Внизу записки была допечатана короткая фраза: «Васька, забери ключи. То, о чем мы говорили»
На этом текст обрывался.
– Хорошо, что ты нашла ключи, – заметил Успенский.
Лицо Василисы скривила гримаса отчаяния.
– Нашла и потеряла.
И она в нескольких словах описала свои приключения в подвале.
– На первый взгляд, кажется, что все произошло случайно, – сказал Андрей. – Но если подумать, то это могло оказаться хитро расставленной ловушкой.
– А я что говорил? – прорычал Филатов. – В результате вашей партизанщины утрачены ценные улики, травмирован следователь, и свидетель чуть не превратился в потерпевшую.

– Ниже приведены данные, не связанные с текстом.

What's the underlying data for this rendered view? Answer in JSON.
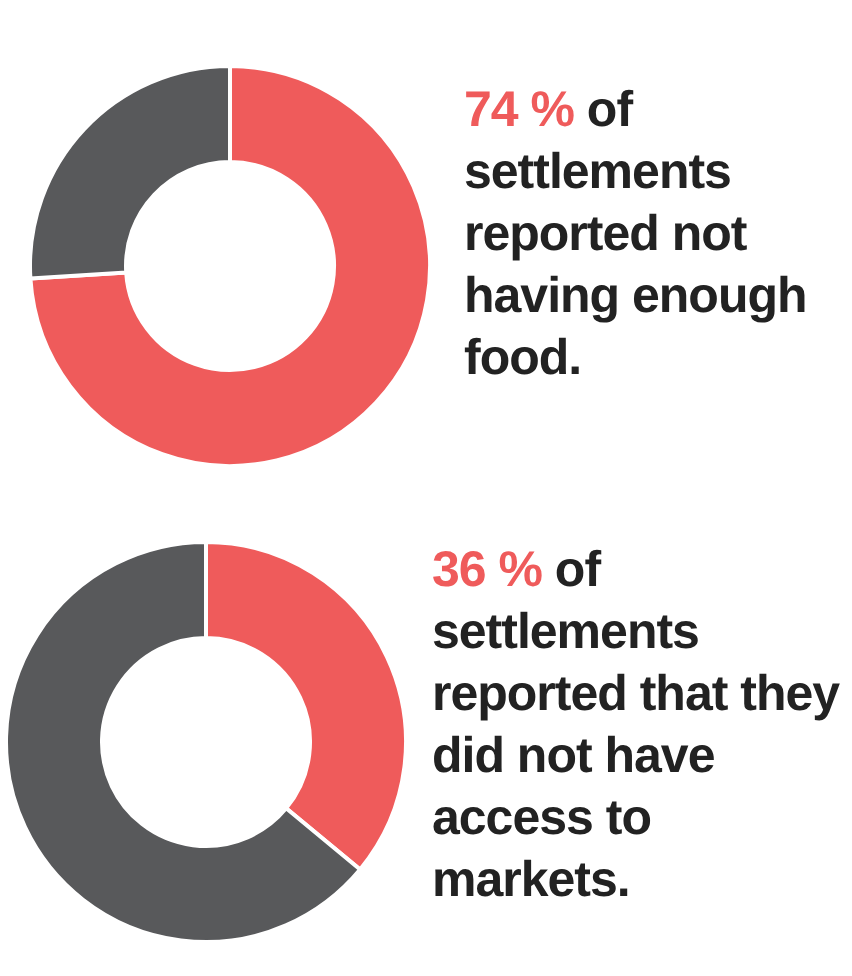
{
  "chart_data": [
    {
      "type": "donut",
      "categories": [
        null,
        null
      ],
      "values": [
        74,
        26
      ],
      "colors": [
        "#ef5b5b",
        "#58595b"
      ],
      "annotations": [
        "74 %",
        " of settlements reported not having enough food."
      ]
    },
    {
      "type": "donut",
      "categories": [
        null,
        null
      ],
      "values": [
        36,
        64
      ],
      "colors": [
        "#ef5b5b",
        "#58595b"
      ],
      "annotations": [
        "36 %",
        " of settlements reported that they did not have access to markets."
      ]
    }
  ]
}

– Я не свидетель, – обиделась Василиса. – И уж тем более не гожусь в потерпевшие.
– Хорошо, но хотя бы тех, кто напал на тебя, ты разглядела?
Она даже вздрогнула.
– Бр–р-р! По–моему, это те мерзавцы, которые торчали на сцене, когда Артуровы рабы тачки катали. Он еще сказал, что они – рабочие, которые банк ремонтируют.

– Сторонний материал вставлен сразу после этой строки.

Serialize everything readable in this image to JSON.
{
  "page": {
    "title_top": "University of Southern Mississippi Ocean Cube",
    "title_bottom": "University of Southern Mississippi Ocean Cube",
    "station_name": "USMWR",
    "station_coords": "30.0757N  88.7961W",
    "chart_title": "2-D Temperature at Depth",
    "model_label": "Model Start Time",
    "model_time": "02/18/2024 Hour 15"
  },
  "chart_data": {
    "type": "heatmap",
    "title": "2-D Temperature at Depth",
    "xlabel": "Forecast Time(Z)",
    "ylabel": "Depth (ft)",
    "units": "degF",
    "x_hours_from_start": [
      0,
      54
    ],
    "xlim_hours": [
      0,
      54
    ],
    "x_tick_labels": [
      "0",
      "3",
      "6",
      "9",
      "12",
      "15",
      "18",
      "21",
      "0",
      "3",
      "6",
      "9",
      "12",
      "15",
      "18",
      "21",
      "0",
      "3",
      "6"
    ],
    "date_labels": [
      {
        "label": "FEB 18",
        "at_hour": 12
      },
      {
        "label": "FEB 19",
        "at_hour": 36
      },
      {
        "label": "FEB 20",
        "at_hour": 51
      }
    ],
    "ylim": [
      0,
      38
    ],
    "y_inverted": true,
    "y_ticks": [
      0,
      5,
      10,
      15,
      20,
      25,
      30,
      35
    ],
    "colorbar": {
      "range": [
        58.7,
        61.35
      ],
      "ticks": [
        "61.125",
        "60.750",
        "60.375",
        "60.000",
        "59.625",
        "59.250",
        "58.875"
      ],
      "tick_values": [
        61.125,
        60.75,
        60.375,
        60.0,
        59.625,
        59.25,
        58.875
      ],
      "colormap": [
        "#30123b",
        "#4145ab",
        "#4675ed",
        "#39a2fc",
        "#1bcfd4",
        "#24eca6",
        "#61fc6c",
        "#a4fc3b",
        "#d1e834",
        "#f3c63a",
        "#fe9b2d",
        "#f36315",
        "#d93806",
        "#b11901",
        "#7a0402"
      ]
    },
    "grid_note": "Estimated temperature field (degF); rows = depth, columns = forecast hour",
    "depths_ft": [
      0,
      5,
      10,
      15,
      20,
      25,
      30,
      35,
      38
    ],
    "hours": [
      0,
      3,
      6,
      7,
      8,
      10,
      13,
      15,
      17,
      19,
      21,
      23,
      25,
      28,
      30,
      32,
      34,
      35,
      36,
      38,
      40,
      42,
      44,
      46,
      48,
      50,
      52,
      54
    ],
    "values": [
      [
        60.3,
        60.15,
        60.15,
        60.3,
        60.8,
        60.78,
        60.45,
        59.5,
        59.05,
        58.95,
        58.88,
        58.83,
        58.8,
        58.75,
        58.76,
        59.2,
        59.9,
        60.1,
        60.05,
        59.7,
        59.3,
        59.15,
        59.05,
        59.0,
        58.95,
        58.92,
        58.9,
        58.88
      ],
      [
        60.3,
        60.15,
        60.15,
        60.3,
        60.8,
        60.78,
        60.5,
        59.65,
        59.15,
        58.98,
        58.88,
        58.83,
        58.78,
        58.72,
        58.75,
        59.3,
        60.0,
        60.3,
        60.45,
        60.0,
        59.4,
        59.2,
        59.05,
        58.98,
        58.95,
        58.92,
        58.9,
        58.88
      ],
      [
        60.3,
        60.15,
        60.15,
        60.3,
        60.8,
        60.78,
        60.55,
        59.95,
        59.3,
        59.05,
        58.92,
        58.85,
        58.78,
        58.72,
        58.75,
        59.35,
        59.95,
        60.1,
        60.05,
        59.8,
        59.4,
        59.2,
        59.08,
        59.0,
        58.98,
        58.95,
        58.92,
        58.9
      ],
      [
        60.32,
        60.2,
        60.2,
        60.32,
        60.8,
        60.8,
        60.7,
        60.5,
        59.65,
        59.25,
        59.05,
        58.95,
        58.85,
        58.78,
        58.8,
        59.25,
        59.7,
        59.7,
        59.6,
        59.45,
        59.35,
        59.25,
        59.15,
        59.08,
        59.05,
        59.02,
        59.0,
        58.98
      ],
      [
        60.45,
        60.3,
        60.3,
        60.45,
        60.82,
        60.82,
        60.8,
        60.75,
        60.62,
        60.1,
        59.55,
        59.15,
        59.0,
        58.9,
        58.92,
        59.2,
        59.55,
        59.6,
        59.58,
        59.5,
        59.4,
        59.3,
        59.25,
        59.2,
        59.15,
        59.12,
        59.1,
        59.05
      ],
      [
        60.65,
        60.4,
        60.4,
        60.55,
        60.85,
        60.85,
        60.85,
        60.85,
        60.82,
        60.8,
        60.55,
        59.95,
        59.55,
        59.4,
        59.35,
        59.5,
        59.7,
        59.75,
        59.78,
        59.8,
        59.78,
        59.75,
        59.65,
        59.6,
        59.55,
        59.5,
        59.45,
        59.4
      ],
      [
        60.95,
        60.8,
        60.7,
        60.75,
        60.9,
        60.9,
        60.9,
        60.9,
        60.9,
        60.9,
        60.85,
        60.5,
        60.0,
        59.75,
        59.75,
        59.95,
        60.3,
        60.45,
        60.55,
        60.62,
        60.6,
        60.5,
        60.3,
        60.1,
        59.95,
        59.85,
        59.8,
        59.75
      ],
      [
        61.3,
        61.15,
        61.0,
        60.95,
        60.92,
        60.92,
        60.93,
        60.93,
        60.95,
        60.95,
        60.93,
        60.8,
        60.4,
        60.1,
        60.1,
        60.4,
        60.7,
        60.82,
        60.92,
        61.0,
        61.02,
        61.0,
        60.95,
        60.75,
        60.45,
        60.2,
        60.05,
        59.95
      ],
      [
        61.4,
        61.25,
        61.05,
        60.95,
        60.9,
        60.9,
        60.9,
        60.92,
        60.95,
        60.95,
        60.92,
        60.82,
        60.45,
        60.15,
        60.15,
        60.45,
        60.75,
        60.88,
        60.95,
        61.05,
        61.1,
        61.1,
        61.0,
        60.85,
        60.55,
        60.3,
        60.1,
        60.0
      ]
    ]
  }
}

Следователь Доронин засуетился.
– Что же мы стоим? Надо пойти и задержать их, пока они не ушли!
Филатов сокрушенно покачал головой.
– Ну, во–первых, они наверняка уже скрылись. А во–вторых, что ты собираешься им инкриминировать? Нападение на Василису? Допустим, за хулиганство мы их привлечем. Но привязывать их к смерти госпожи Винтер мы не сможем. Любой приличный адвокат в пух и перья разобьет твое обвинение. У нас практически нет улик. Поэтому для начала свяжись с оперативниками. Пусть установят за этой парой наружное наблюдение. А сейчас идем в особняк, в кабинет покойной. Поглядим, что ты накопал.
Тут Филатов повернулся к Андрею и Василисе. Те тронулись было следом.
– Это касается следователя Доронина. Всех прочих попрошу очистить помещение. И без разговоров! А то закрою в камеру.
Филатов, следователь и сыщики–любители вышли на улицу.
– А вот и они, легки на помине! – протянул Андрей.
Пара злодеев, напавших в подвале на Василису и, возможно, имеющих отношение к смерти Ады, как ни в чем не бывало околачивались на стоянке перед театром. Оба они выглядели так, будто только что побывали под танком.
Один из них, напоминавший злого Винни–Пуха, говорил о чем-то с владельцем только что подъехавшего авто, другой – длинный унылый тип – внимательно их слушал. Увидев прокурора, следователя и Василису с Андреем, пара злодеев, не сговариваясь, пустилась в бегство. Их собеседник, напротив, направился к ним.
Автомобилем был основательно побитый «Мерседес», его владельцем – Борюсик, пардон, Борис Абрамович Бекерман. «Мерседес» был сильно помят и изуродован. Видимо, рассерженные водители там, на трассе, отвели душу на все сто. Фары, подфарники, задние фонари были разбиты вдребезги. Капот и передние крылья машины напоминали стиральную доску. Остатки затемненных стекол едва держались на обрывках тонировочной пленки.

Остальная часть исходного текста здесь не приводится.